Come ha riportato il LA Times, le 27 affiliate della Fox Television
Station Group, gruppo di stazioni televisive controllate dalla
holding News Corp., sono state “strangolate” dalla
società-madre che ha chiesto che le venga riservata una grossa
percentuale sui ricavi provenienti dai contratti con i local cable
operators per la trasmissione della programmazione Fox. E ha
minacciato di sostituire con nuove emittenti le affiliate
recalcitranti, se queste non cederanno presto.

Questa crisi apparentemente interna al gruppo, in realtà,
coinvolge numerosi soggetti e soprattutto crea gravi disagi ai
clienti delle pay-tv, che nell’attesa del rinnovo del contratto
di licenza subiscono un imbarazzante blocco del normale palinsesto.
Le affiliate, infatti, sono concepite per mandare in onda
esclusivamente i programmi del broadcast network di cui fanno parte
(ABC, NBC, FOX e così via) 24 ore su 24, come accadeva in Italia
sulle reti commerciali Fininvest nei primi anni ’80, e per
promuoverli stipulano accordi di retrasmission con reti televisive
locali (i local cable operators, per l’appunto). Simul stabunt,
simul cadent.

La spendibilità del brand Fox è indubbia. Solo in Italia Fox
Channel ha registrato nel 2010 uno share del 2,6 e risulta il terzo
canale per tempo medio di visione (dopo Canale5 e Rai uno). Negli
Stati Uniti detiene anche gran parte dei diritti sullo sport e un
notiziario che ha fatto più volte infuriare President Obama per la
“faziosità” dei servizi, seguito dal 25% degli americani.

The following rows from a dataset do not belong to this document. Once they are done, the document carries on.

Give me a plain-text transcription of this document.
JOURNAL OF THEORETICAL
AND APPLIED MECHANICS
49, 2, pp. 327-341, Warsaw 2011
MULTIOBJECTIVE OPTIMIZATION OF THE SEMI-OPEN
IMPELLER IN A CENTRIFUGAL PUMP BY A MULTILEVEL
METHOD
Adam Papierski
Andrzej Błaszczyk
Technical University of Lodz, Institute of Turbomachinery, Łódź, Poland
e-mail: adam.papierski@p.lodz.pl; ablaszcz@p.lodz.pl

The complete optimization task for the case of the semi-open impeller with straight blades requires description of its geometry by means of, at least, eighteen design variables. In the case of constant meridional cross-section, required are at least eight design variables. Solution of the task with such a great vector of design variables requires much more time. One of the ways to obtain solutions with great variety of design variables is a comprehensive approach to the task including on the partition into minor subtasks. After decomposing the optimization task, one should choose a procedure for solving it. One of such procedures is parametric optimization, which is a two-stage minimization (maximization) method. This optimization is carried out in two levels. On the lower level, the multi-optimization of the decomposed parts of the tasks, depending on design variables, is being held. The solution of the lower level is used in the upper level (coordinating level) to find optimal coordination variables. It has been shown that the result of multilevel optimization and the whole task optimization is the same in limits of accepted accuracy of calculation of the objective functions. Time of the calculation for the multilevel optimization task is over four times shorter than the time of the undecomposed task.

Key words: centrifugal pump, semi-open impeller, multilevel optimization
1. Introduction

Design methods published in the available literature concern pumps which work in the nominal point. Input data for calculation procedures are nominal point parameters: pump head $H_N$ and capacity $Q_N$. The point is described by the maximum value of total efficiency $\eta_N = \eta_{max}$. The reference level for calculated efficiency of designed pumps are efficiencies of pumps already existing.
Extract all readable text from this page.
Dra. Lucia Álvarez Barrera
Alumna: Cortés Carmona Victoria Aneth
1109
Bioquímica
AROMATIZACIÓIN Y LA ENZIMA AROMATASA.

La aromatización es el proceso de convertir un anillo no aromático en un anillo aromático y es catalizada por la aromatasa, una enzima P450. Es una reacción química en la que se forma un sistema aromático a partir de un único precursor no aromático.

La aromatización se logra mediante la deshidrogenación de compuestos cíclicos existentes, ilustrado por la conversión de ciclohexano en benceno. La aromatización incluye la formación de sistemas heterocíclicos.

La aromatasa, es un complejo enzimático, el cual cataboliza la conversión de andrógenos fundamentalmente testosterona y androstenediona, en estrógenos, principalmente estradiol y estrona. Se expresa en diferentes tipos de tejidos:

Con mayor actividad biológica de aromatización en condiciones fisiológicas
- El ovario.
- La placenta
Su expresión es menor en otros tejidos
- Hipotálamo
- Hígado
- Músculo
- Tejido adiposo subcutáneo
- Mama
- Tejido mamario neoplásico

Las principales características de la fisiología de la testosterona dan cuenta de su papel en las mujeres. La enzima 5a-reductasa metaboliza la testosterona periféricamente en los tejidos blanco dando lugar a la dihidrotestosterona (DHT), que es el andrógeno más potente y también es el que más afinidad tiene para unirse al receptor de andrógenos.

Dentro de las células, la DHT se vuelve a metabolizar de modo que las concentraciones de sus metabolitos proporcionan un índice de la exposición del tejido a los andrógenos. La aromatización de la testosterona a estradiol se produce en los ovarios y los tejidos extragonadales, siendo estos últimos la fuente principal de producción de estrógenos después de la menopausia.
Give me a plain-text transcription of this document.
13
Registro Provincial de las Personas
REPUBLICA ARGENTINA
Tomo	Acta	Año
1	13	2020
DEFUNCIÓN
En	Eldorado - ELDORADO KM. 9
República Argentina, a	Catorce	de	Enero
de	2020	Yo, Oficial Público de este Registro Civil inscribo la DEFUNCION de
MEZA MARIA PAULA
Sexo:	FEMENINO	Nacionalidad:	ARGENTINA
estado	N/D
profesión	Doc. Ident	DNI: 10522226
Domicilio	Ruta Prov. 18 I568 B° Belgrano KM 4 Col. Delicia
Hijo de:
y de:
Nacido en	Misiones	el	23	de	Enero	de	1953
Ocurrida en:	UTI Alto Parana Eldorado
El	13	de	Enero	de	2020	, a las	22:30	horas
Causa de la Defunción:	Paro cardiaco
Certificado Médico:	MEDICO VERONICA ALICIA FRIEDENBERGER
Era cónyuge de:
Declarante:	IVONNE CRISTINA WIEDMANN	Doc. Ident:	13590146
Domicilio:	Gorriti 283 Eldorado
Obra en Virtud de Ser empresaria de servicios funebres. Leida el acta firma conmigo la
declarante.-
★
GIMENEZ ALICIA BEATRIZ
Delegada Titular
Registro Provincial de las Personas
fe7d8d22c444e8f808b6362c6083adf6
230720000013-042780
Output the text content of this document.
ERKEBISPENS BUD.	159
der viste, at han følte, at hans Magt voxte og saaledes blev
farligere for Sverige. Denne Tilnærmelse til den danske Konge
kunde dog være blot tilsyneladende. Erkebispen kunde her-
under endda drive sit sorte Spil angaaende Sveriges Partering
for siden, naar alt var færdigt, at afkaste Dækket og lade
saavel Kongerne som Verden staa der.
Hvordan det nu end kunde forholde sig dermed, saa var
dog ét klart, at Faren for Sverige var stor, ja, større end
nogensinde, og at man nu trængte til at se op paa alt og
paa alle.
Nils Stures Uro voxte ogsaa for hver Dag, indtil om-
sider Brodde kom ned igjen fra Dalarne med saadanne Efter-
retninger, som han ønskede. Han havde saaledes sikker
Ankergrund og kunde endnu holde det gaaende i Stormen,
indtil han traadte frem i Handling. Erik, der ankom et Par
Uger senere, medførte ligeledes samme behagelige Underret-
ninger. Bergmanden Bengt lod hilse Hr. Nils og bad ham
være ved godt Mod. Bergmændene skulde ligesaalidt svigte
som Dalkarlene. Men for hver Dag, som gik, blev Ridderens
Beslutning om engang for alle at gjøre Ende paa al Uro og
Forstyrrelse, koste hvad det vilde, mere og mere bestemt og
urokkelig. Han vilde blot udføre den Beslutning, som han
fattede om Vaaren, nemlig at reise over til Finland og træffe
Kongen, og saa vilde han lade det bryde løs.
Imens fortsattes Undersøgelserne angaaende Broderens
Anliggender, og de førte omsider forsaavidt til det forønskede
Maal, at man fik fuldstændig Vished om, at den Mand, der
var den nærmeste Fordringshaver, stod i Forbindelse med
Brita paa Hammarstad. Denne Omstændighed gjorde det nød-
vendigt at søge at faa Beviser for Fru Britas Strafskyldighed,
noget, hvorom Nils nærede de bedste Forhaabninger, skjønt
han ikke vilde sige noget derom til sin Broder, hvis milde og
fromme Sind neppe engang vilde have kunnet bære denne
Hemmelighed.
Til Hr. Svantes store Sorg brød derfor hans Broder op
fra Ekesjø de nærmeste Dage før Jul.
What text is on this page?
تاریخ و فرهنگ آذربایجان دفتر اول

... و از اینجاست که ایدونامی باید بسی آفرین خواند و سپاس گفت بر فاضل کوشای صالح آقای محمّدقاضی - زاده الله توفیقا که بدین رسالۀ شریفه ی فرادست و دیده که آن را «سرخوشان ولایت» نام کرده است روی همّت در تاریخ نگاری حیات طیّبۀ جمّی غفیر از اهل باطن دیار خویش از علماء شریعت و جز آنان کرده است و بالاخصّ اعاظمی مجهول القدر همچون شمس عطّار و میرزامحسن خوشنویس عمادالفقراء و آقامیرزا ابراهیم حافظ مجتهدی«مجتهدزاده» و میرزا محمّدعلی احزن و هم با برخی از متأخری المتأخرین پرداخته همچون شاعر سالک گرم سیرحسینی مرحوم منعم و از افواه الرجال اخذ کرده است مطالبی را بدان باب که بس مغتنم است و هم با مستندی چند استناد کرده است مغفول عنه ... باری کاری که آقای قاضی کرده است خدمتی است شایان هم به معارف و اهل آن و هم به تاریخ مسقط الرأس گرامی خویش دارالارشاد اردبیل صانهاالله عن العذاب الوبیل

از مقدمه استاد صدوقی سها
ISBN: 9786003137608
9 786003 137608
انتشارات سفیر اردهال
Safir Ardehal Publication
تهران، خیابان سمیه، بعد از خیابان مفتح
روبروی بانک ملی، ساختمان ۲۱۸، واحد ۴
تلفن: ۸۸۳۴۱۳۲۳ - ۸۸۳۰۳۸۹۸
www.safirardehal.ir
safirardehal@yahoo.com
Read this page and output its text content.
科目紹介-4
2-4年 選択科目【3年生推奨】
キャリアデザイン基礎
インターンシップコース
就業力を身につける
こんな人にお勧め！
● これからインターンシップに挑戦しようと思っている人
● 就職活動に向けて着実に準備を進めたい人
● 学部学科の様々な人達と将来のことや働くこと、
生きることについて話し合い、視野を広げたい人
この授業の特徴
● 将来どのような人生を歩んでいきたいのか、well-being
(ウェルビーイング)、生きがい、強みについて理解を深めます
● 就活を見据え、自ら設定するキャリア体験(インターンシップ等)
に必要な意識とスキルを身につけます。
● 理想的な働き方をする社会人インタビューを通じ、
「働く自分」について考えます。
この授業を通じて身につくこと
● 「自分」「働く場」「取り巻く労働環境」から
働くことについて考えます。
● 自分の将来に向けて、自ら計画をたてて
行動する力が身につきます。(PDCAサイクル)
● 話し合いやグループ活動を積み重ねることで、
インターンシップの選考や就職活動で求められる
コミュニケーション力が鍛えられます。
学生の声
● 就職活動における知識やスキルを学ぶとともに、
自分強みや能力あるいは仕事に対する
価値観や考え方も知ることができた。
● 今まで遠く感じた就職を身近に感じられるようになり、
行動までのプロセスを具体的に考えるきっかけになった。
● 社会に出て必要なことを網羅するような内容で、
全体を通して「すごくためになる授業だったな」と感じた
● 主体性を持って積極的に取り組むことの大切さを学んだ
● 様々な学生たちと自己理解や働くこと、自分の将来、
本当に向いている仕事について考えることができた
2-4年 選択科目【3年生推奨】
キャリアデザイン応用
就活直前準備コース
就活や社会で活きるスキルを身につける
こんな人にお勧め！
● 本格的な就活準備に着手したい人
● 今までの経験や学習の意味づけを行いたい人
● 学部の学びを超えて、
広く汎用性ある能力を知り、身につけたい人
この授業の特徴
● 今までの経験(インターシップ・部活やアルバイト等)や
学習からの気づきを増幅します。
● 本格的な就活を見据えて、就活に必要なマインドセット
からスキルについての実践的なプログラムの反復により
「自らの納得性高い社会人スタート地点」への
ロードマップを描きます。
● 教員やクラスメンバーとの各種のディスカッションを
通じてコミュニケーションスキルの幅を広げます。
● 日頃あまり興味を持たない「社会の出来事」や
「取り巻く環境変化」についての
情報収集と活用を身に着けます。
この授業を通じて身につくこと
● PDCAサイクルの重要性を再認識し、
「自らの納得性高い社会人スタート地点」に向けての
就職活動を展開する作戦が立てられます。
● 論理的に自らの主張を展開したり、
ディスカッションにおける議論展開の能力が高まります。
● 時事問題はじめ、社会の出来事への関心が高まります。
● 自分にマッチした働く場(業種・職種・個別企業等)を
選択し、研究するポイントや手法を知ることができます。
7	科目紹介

Questo attacco alle proprie controllate è perciò particolarmente
sospetto. Già nel 2010 il gruppo Fox ha rivisto il contratto di
cinque reti e imposto, utilizzando l’arma del blackout, un
pesante rincaro dei tassi di re-trasmissione, di cui il caso più
eclatante è stato il braccio di ferro in ottobre con Cablevision.
In quella occasione più di 3,5 milioni di cittadini tra New York,
New Jersey e Connecticut contemplarono il vuoto nei loro
televisori; e Cablevision, che già pagava 70 milioni di dollari
l’anno, per porre fine all’incresciosa situazione accettò di
pagarne più di 150.

Tutto lascia pensare che il broadcast Fox versi in difficoltà
economica. La concorrenza spietata di più di 1000 canali e
soprattutto di Internet ha fatto registrare negli ultimi anni un
calo sensibile di audience e un innalzamento dell’età media
degli spettatori, e conseguentemente dei contratti di locazione
riservati agli spazi pubblicitari. Il pubblico under 34
statisticamente preferisce rivolgersi a siti web come Hulu e
Netliflix, dove i contenuti delle pay-tv sono liberamente fruibili.
E il blocco della programmazione incentiva il ricorso a mezzi
illegali. Durante la trattativa con Cablevision, un call-center
della società “ostracizzata” suggerì ad un cliente infuriato
di cercare la partita di baseball trasmessa da Fox sul web. La
telefonata fu registrata e fu scandalo; per conto suo, la holding
rispose oscurando la propria programmazione su Fox.com e Hulu
Saturday e diffidando Cablevision di incitare ancora alla
violazione del copyright.

In questo modo, le perdite verranno sicuramente re-integrate ma si
tratta, secondo gli osservatori, di una strategia miope: la holding
ha bisogno di canali locali che prestino il loro brand e la loro
identità ai programmi del circuito internazionale Fox se vuole
tenersi stretti almeno coloro che hanno poca dimestichezza con il
computer. I blackout la rendono ancora più invisa agli abbonati e
alla parte attiva dell’opinione pubblica che punta il dito su
News Corp. per le fughe in paradisi fiscali, abuso di potere, varie
multe antitrust. Soprattutto non risolve il problema principale,
comune a tutte le società di comunicazioni contemporanee, di
fidelizzare il pubblico giovane; e se ne vedranno gli effetti in un
futuro sempre più prossimo, quando smartphone e computer avranno
sostituito completamente lo schermo televisivo.